La société Advance Conseil et Mme [L] soutiennent que l'objet du litige, au-delà d'une intention de nuire, procède d'une recherche indemnitaire illégitime et injustifiée, ce qui constitue un abus puisque l'action ne ressort pas de l'existence d'un droit subjectif, légitimement opposé à un tiers y portant atteinte. Elles font valoir que l'action vise à interdire aux acteurs du marché de l'analyse comportementale d'utiliser le mot méthode ou les expressions « méthode des couleurs » ou « des 4 couleurs » dans le cadre de leur activité et que les appelants s'obstinent, en cause d'appel, à croire au bien-fondé de leurs revendications, pourtant illégitimes et contraires au droit positif.

Les appelants répondent que Mme [L] et la société Advance Conseil échouent à démontrer en quoi leur action présente un caractère abusif et l'existence d'un préjudice.

L'article 1240 du code civil dispose que « Tout fait quelconque de l'homme, qui cause à autrui un dommage, oblige celui par la faute duquel il est arrivé à le réparer ». Si l'exercice d'une action en justice constitue par principe un droit, il dégénère en abus pouvant donner naissance à des dommages et intérêts qu'en cas de faute susceptible d'engager la responsabilité civile de son auteur.

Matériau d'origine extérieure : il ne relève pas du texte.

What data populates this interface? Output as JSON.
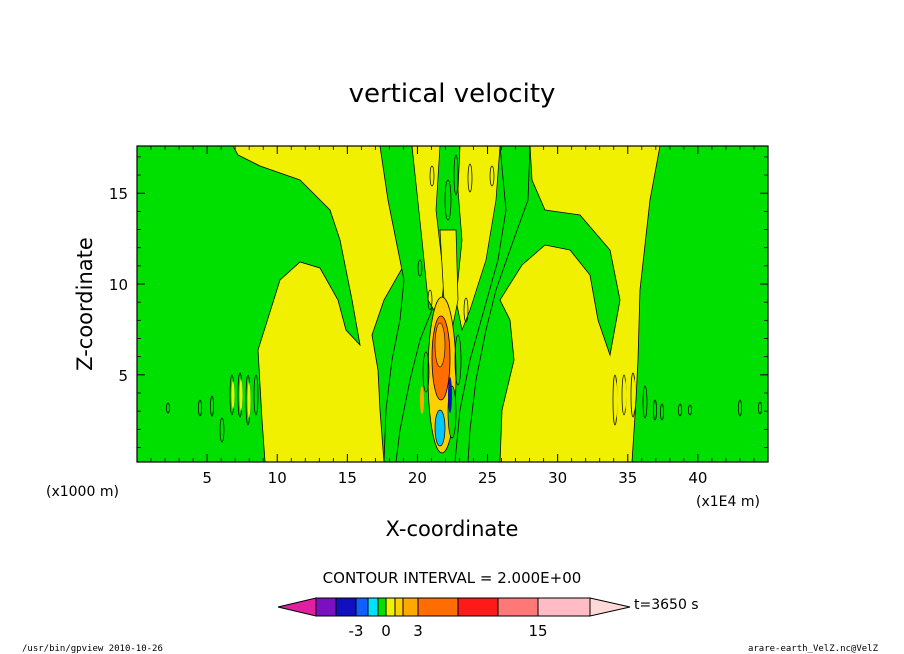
{
  "chart_data": {
    "type": "heatmap",
    "title": "vertical velocity",
    "xlabel": "X-coordinate",
    "ylabel": "Z-coordinate",
    "x_unit_left": "(x1000 m)",
    "x_unit_right": "(x1E4 m)",
    "xlim": [
      0,
      45
    ],
    "ylim": [
      0.2,
      17.6
    ],
    "x_ticks": [
      "5",
      "10",
      "15",
      "20",
      "25",
      "30",
      "35",
      "40"
    ],
    "y_ticks": [
      "5",
      "10",
      "15"
    ],
    "contour_interval_label": "CONTOUR INTERVAL = 2.000E+00",
    "time_label": "t=3650 s",
    "colorbar_ticks": [
      "-3",
      "0",
      "3",
      "15"
    ],
    "colorbar_colors": [
      "#e020a0",
      "#7a10c0",
      "#1010c0",
      "#1060ff",
      "#00e0ff",
      "#00e000",
      "#f0f000",
      "#ffd000",
      "#ffa800",
      "#ff6c00",
      "#ff1a1a",
      "#ff7878",
      "#ffbcc4",
      "#ffd8d8"
    ],
    "field_colors": {
      "background": "#00e000",
      "positive_low": "#f0f000",
      "positive_mid": "#ffa800",
      "positive_high": "#ff6c00",
      "negative": "#00c8ff"
    }
  },
  "footer": {
    "left": "/usr/bin/gpview   2010-10-26",
    "right": "arare-earth_VelZ.nc@VelZ"
  }
}
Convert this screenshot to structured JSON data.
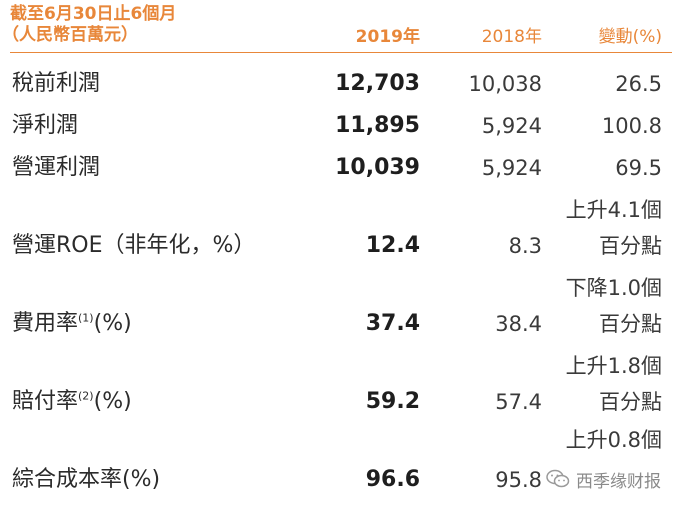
{
  "header": {
    "line1": "截至6月30日止6個月",
    "line2": "（人民幣百萬元）",
    "col_2019": "2019年",
    "col_2018": "2018年",
    "col_change": "變動(%)"
  },
  "rows": [
    {
      "label": "稅前利潤",
      "v2019": "12,703",
      "v2018": "10,038",
      "change": "26.5"
    },
    {
      "label": "淨利潤",
      "v2019": "11,895",
      "v2018": "5,924",
      "change": "100.8"
    },
    {
      "label": "營運利潤",
      "v2019": "10,039",
      "v2018": "5,924",
      "change": "69.5"
    },
    {
      "label": "營運ROE（非年化，%）",
      "v2019": "12.4",
      "v2018": "8.3",
      "change_line1": "上升4.1個",
      "change_line2": "百分點"
    },
    {
      "label": "費用率",
      "note": "(1)",
      "label_suffix": "(%)",
      "v2019": "37.4",
      "v2018": "38.4",
      "change_line1": "下降1.0個",
      "change_line2": "百分點"
    },
    {
      "label": "賠付率",
      "note": "(2)",
      "label_suffix": "(%)",
      "v2019": "59.2",
      "v2018": "57.4",
      "change_line1": "上升1.8個",
      "change_line2": "百分點"
    },
    {
      "label": "綜合成本率(%)",
      "v2019": "96.6",
      "v2018": "95.8",
      "change_line1": "上升0.8個"
    }
  ],
  "watermark": {
    "icon": "wechat-icon",
    "text": "西季缘财报"
  },
  "colors": {
    "accent": "#e8873a",
    "text": "#2b2b2b"
  }
}
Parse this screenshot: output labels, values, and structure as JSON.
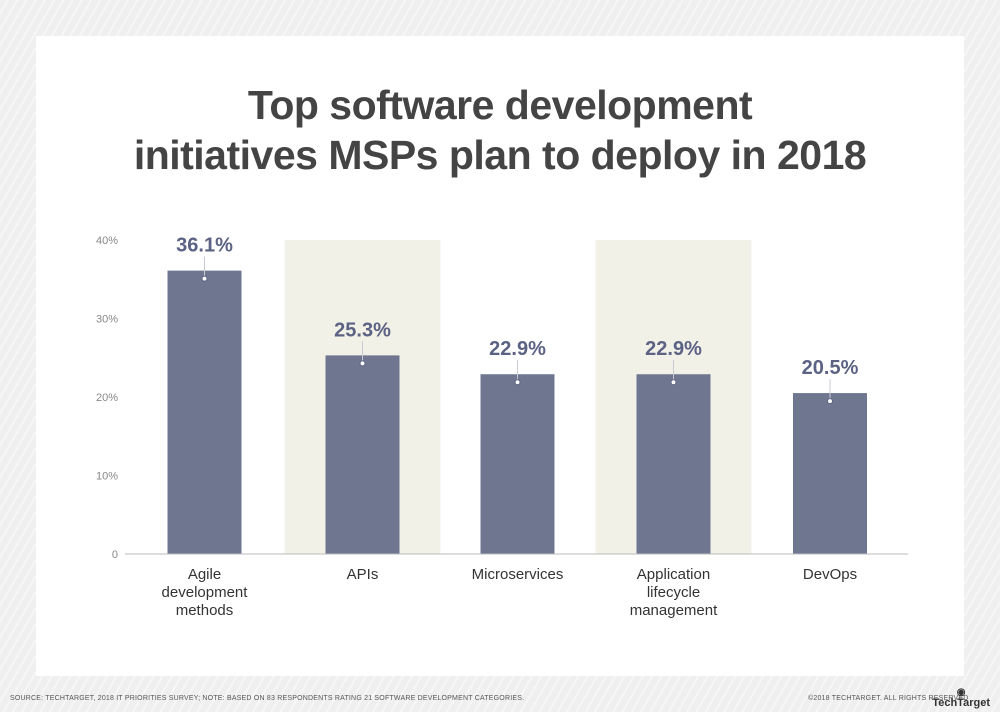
{
  "chart_data": {
    "type": "bar",
    "title": "Top software development initiatives MSPs plan to deploy in 2018",
    "categories": [
      "Agile development methods",
      "APIs",
      "Microservices",
      "Application lifecycle management",
      "DevOps"
    ],
    "category_lines": [
      [
        "Agile",
        "development",
        "methods"
      ],
      [
        "APIs"
      ],
      [
        "Microservices"
      ],
      [
        "Application",
        "lifecycle",
        "management"
      ],
      [
        "DevOps"
      ]
    ],
    "values": [
      36.1,
      25.3,
      22.9,
      22.9,
      20.5
    ],
    "data_labels": [
      "36.1%",
      "25.3%",
      "22.9%",
      "22.9%",
      "20.5%"
    ],
    "ylim": [
      0,
      40
    ],
    "yticks": [
      0,
      10,
      20,
      30,
      40
    ],
    "ytick_labels": [
      "0",
      "10%",
      "20%",
      "30%",
      "40%"
    ],
    "grid": false,
    "colors": {
      "bar": "#6f7690",
      "label": "#5b6283",
      "shade": "#f2f1e8"
    }
  },
  "title_lines": [
    "Top software development",
    "initiatives MSPs plan to deploy in 2018"
  ],
  "footer": {
    "source": "SOURCE:  TECHTARGET, 2018 IT PRIORITIES SURVEY; NOTE: BASED ON 83 RESPONDENTS RATING 21 SOFTWARE DEVELOPMENT CATEGORIES.",
    "copyright": "©2018 TECHTARGET. ALL RIGHTS RESERVED",
    "logo": "TechTarget"
  }
}
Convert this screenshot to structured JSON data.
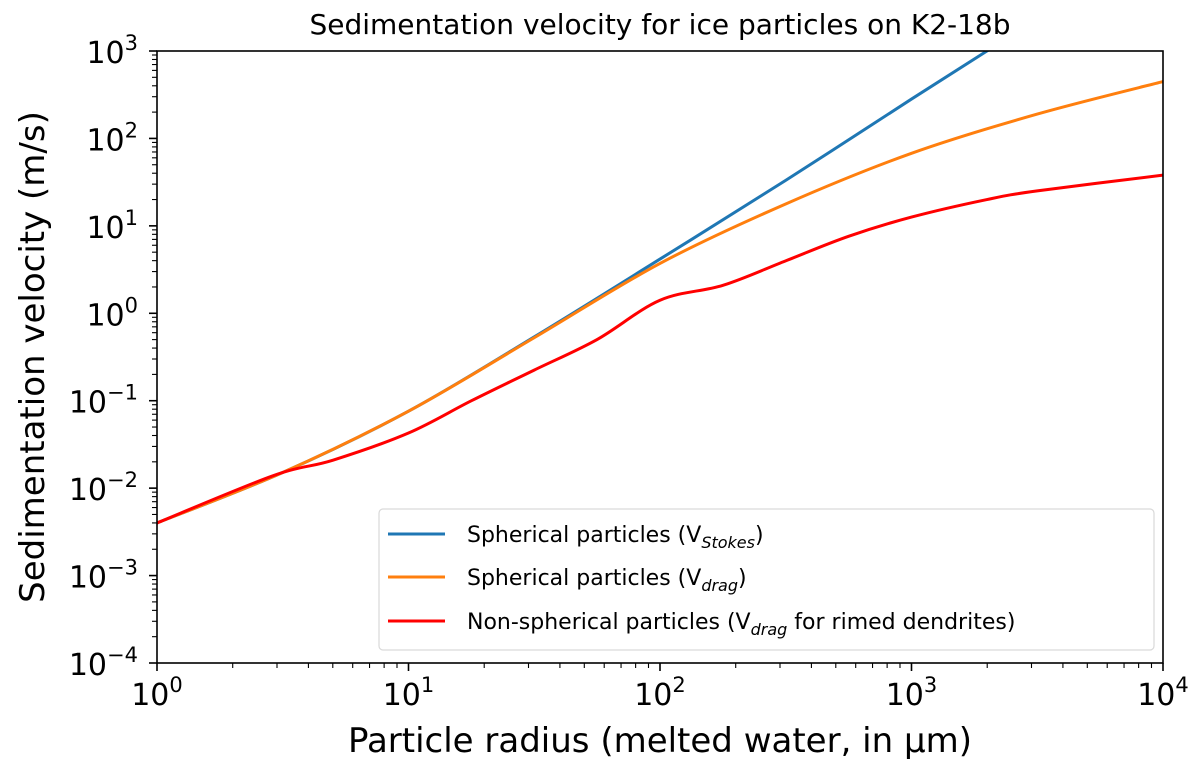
{
  "chart_data": {
    "type": "line",
    "title": "Sedimentation velocity for ice particles on K2-18b",
    "xlabel": "Particle radius (melted water, in μm)",
    "ylabel": "Sedimentation velocity (m/s)",
    "xscale": "log",
    "yscale": "log",
    "xlim": [
      1,
      10000
    ],
    "ylim": [
      0.0001,
      1000
    ],
    "x_ticks": [
      {
        "base": "10",
        "exp": "0"
      },
      {
        "base": "10",
        "exp": "1"
      },
      {
        "base": "10",
        "exp": "2"
      },
      {
        "base": "10",
        "exp": "3"
      },
      {
        "base": "10",
        "exp": "4"
      }
    ],
    "y_ticks": [
      {
        "base": "10",
        "exp": "−4"
      },
      {
        "base": "10",
        "exp": "−3"
      },
      {
        "base": "10",
        "exp": "−2"
      },
      {
        "base": "10",
        "exp": "−1"
      },
      {
        "base": "10",
        "exp": "0"
      },
      {
        "base": "10",
        "exp": "1"
      },
      {
        "base": "10",
        "exp": "2"
      },
      {
        "base": "10",
        "exp": "3"
      }
    ],
    "grid": false,
    "legend_position": "lower-right",
    "series": [
      {
        "name": "Spherical particles (V_Stokes)",
        "label_main": "Spherical particles (V",
        "label_sub": "Stokes",
        "label_tail": ")",
        "color": "#1f77b4",
        "x": [
          1,
          3.16,
          10,
          31.6,
          100,
          316,
          1000,
          1995,
          3162
        ],
        "y": [
          0.004,
          0.0151,
          0.0759,
          0.537,
          4.17,
          33.1,
          282,
          1000,
          2239
        ]
      },
      {
        "name": "Spherical particles (V_drag)",
        "label_main": "Spherical particles (V",
        "label_sub": "drag",
        "label_tail": ")",
        "color": "#ff7f0e",
        "x": [
          1,
          3.16,
          10,
          31.6,
          100,
          316,
          1000,
          3162,
          10000
        ],
        "y": [
          0.004,
          0.0151,
          0.0759,
          0.525,
          3.72,
          17.8,
          67.6,
          190,
          447
        ]
      },
      {
        "name": "Non-spherical particles (V_drag for rimed dendrites)",
        "label_main": "Non-spherical particles (V",
        "label_sub": "drag",
        "label_tail": " for rimed dendrites)",
        "color": "#ff0000",
        "x": [
          1,
          2.88,
          5.01,
          10,
          17.8,
          31.6,
          56.2,
          100,
          178,
          316,
          562,
          1000,
          1995,
          3162,
          10000
        ],
        "y": [
          0.004,
          0.0138,
          0.0209,
          0.0427,
          0.1,
          0.224,
          0.501,
          1.41,
          2.09,
          3.98,
          7.59,
          12.6,
          20,
          25.1,
          38
        ]
      }
    ]
  }
}
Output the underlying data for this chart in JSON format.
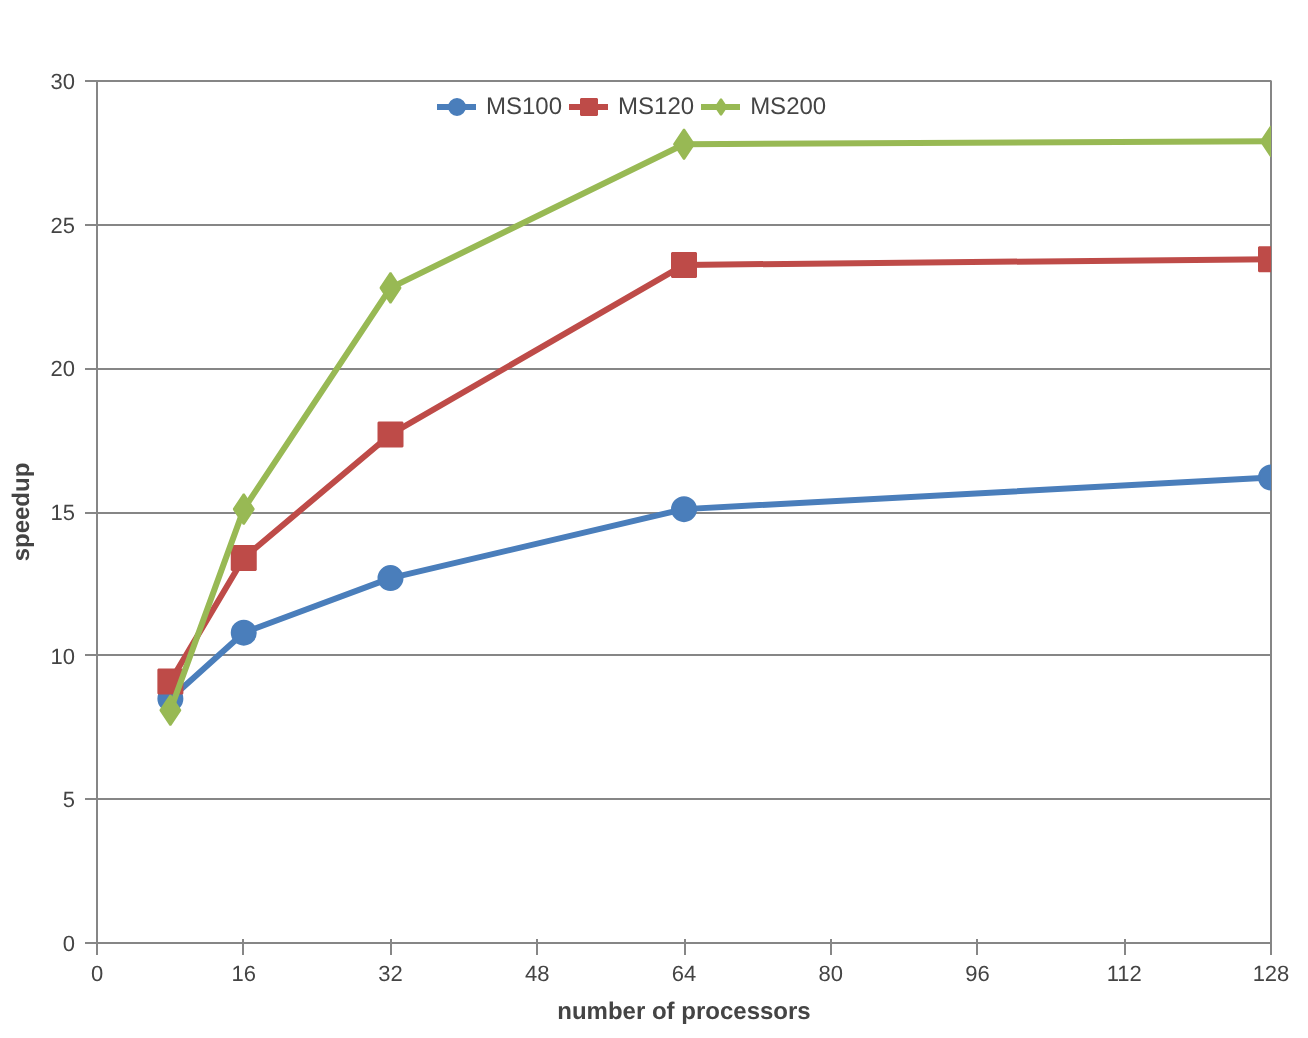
{
  "chart_data": {
    "type": "line",
    "xlabel": "number of processors",
    "ylabel": "speedup",
    "x": [
      8,
      16,
      32,
      64,
      128
    ],
    "series": [
      {
        "name": "MS100",
        "color": "#4a7ebb",
        "marker": "circle",
        "values": [
          8.5,
          10.8,
          12.7,
          15.1,
          16.2
        ]
      },
      {
        "name": "MS120",
        "color": "#be4b48",
        "marker": "square",
        "values": [
          9.1,
          13.4,
          17.7,
          23.6,
          23.8
        ]
      },
      {
        "name": "MS200",
        "color": "#98b954",
        "marker": "diamond",
        "values": [
          8.1,
          15.1,
          22.8,
          27.8,
          27.9
        ]
      }
    ],
    "xlim": [
      0,
      128
    ],
    "xticks": [
      0,
      16,
      32,
      48,
      64,
      80,
      96,
      112,
      128
    ],
    "ylim": [
      0,
      30
    ],
    "yticks": [
      0,
      5,
      10,
      15,
      20,
      25,
      30
    ],
    "grid": "y",
    "legend": "top",
    "line_style": "solid"
  }
}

La caractérisation d'un tel abus doit se faire au terme d'une mise en balance entre d'une part, les droits des parties contre lesquelles l'action est formée et d'autre part, le droit fondamental du libre accès à la justice, participant au droit à un procès équitable, affirmé par l'article 6, § 1 de la convention européenne de sauvegarde des droits de l'homme et des libertés fondamentales.

Le fait que les appelants succombent dans leurs demandes ne suffit pas à caractériser un abus dans l'exercice de ses droits, sur l'étendue desquels ils ont pu porter une appréciation erronée.

En l'absence de démonstration d'une faute susceptible de constituer un abus du droit d'ester en justice, la demande de dommages et intérêts sera rejetée et le jugement confirmé de ce chef.

Sur les autres demandes

Le sens de l'arrêt conduit à confirmer les dispositions du jugement concernant les dépens et les frais irrépétibles et à condamner M. [U] et la société Arc en ciel RH aux dépens d'appel et à indemniser les intimées des frais irrépétibles qu'elles ont été contraintes d'engager dans le cadre de ce recours, à hauteur de 5 000 euros pour chacune.

La demande tendant à ce que la provision versée par les intimées dans le cadre de la médiation soit mise à la charge des appelants dans les dépens sera rejetée dès lors que cette provision n'entre pas dans ces frais limitativement énumérés par l'article 695 du code de procédure civile.

PAR CES MOTIFS

Confirme le jugement en toutes ses dispositions,

Y ajoutant,

Condamne la société Arc en ciel RH et M. [B] [U] aux dépens d'appel qui pourront être recouvrés conformément aux dispositions de l'article 699 du code de procédure civile,

Condamne in solidum la société Arc en ciel RH et M. [B] [U] à payer à Mme [J] [L] et à la société Advance Conseil, à chacune, la somme de 5 000 euros au titre de l'article 700 du code de procédure civile,

Rejette la demande tendant à mettre à la charge de la société Arc en ciel RH et de M. [B] [U] la provision versée dans le cadre de la médiation par Mme [J] [L] et la société Advance Conseil.